The Rise of Developer Tools
Software developer tools are becoming a major industry. Last year the venture capital community plowed $640 million into software development tool startups. Recent exits in the space from Rally Software and Crashlytics for valuations of $315M and $100M respectively, and venture capital funding to the industry growing 77% annually, something new is happening.
You can’t swing a cat in Seattle without hitting a software developer. Before the Amazon boom the region had 55,000 developers. Today Amazon hires 5,000 developers each year. Coders once used multipurpose integrated development environments but now use dozens of free tools to build, test and ship code in hours.
This is a far cry from the Microsoft Visual Studio dynasty. Launched in 1997, the Microsoft IDE was and still is the most popular developer tool. But not cheap. A Visual Studio license costs about $6,000 per year, a big turnoff for frugal startups.
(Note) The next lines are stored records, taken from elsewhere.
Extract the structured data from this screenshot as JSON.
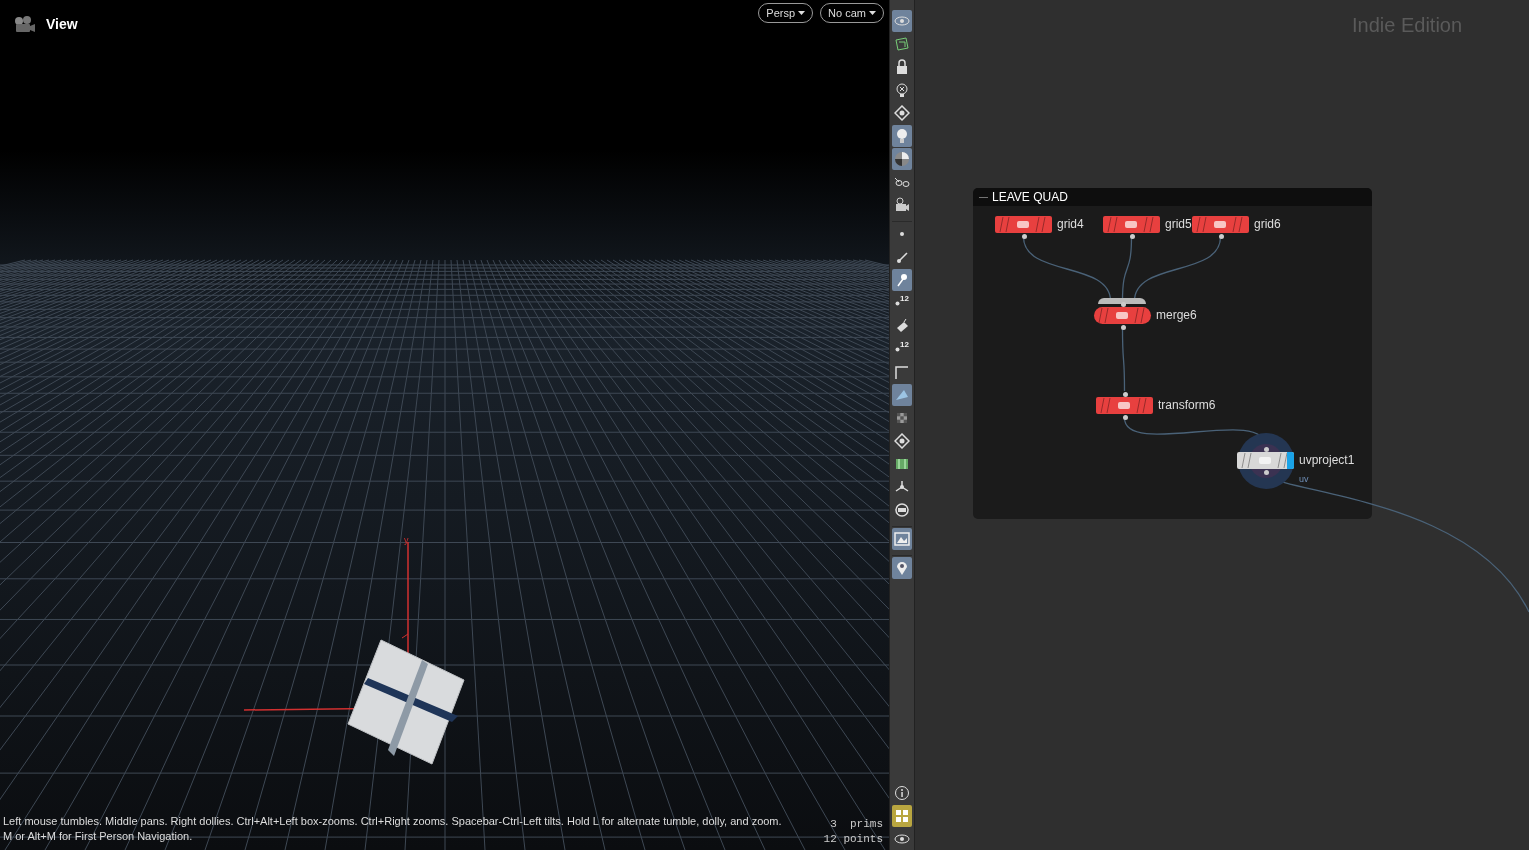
{
  "viewport": {
    "title": "View",
    "menus": [
      {
        "label": "Persp"
      },
      {
        "label": "No cam"
      }
    ],
    "hint": "Left mouse tumbles. Middle pans. Right dollies. Ctrl+Alt+Left box-zooms. Ctrl+Right zooms. Spacebar-Ctrl-Left tilts. Hold L for alternate tumble, dolly, and zoom. M or Alt+M for First Person Navigation.",
    "stats": [
      "3  prims",
      "12 points"
    ],
    "axis_label": "y"
  },
  "toolbar": {
    "tools": [
      {
        "kind": "eye",
        "selected": true
      },
      {
        "kind": "wire",
        "selected": false
      },
      {
        "kind": "lock",
        "selected": false
      },
      {
        "kind": "bulbx",
        "selected": false
      },
      {
        "kind": "diamond",
        "selected": false
      },
      {
        "kind": "bulb",
        "selected": true
      },
      {
        "kind": "shade",
        "selected": true
      },
      {
        "kind": "glasses",
        "selected": false
      },
      {
        "kind": "camera",
        "selected": false
      },
      {
        "kind": "dot",
        "selected": false
      },
      {
        "kind": "normal",
        "selected": false
      },
      {
        "kind": "pin",
        "selected": true
      },
      {
        "kind": "number",
        "label": "12",
        "selected": false
      },
      {
        "kind": "brush",
        "selected": false
      },
      {
        "kind": "number",
        "label": "12",
        "selected": false
      },
      {
        "kind": "corner",
        "selected": false
      },
      {
        "kind": "wing",
        "selected": true
      },
      {
        "kind": "checker",
        "selected": false
      },
      {
        "kind": "diamond",
        "selected": false
      },
      {
        "kind": "uvmap",
        "selected": false
      },
      {
        "kind": "joint",
        "selected": false
      },
      {
        "kind": "disc",
        "selected": false
      },
      {
        "kind": "picture",
        "selected": true
      },
      {
        "kind": "marker",
        "selected": true
      }
    ],
    "bottom_tools": [
      {
        "kind": "info",
        "selected": false
      },
      {
        "kind": "grid",
        "selected": true
      },
      {
        "kind": "eye",
        "selected": false
      }
    ]
  },
  "network": {
    "watermark": "Indie Edition",
    "box": {
      "title": "LEAVE QUAD",
      "collapse": "—"
    },
    "nodes": [
      {
        "label": "grid4",
        "color": "#e8403f"
      },
      {
        "label": "grid5",
        "color": "#e8403f"
      },
      {
        "label": "grid6",
        "color": "#e8403f"
      },
      {
        "label": "merge6",
        "color": "#e8403f",
        "kind": "merge"
      },
      {
        "label": "transform6",
        "color": "#e8403f"
      },
      {
        "label": "uvproject1",
        "color": "#d8d8d8",
        "display": true,
        "current": true,
        "subtitle": "uv"
      }
    ]
  }
}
Other tools serve niche requirements, like Intel Parallel Studio or one of more than 30 debuggers like FusionDebug.
Part of the developer tool growth is the growth of the workforce itself. The U.S. government predicts that the developer workforce will grow 22% over the next ten years, and many in Silicon Valley would argue that such an estimate is conservative.
Ultimately, more customers means more revenues and greater potential for building sustainable companies. Perhaps no company embodies this trend as well as Atlassian, which had revenues of $150 million in fiscal year 2013 and was recently valued at $3.3 billion by investors.
I would posit that strategic control is the end game for world’s 18 million developers and the tools they use. If you want to control the future, you need to control software developers. Tools vendors can steer the industry as long as they don’t get hit by the swinging cat.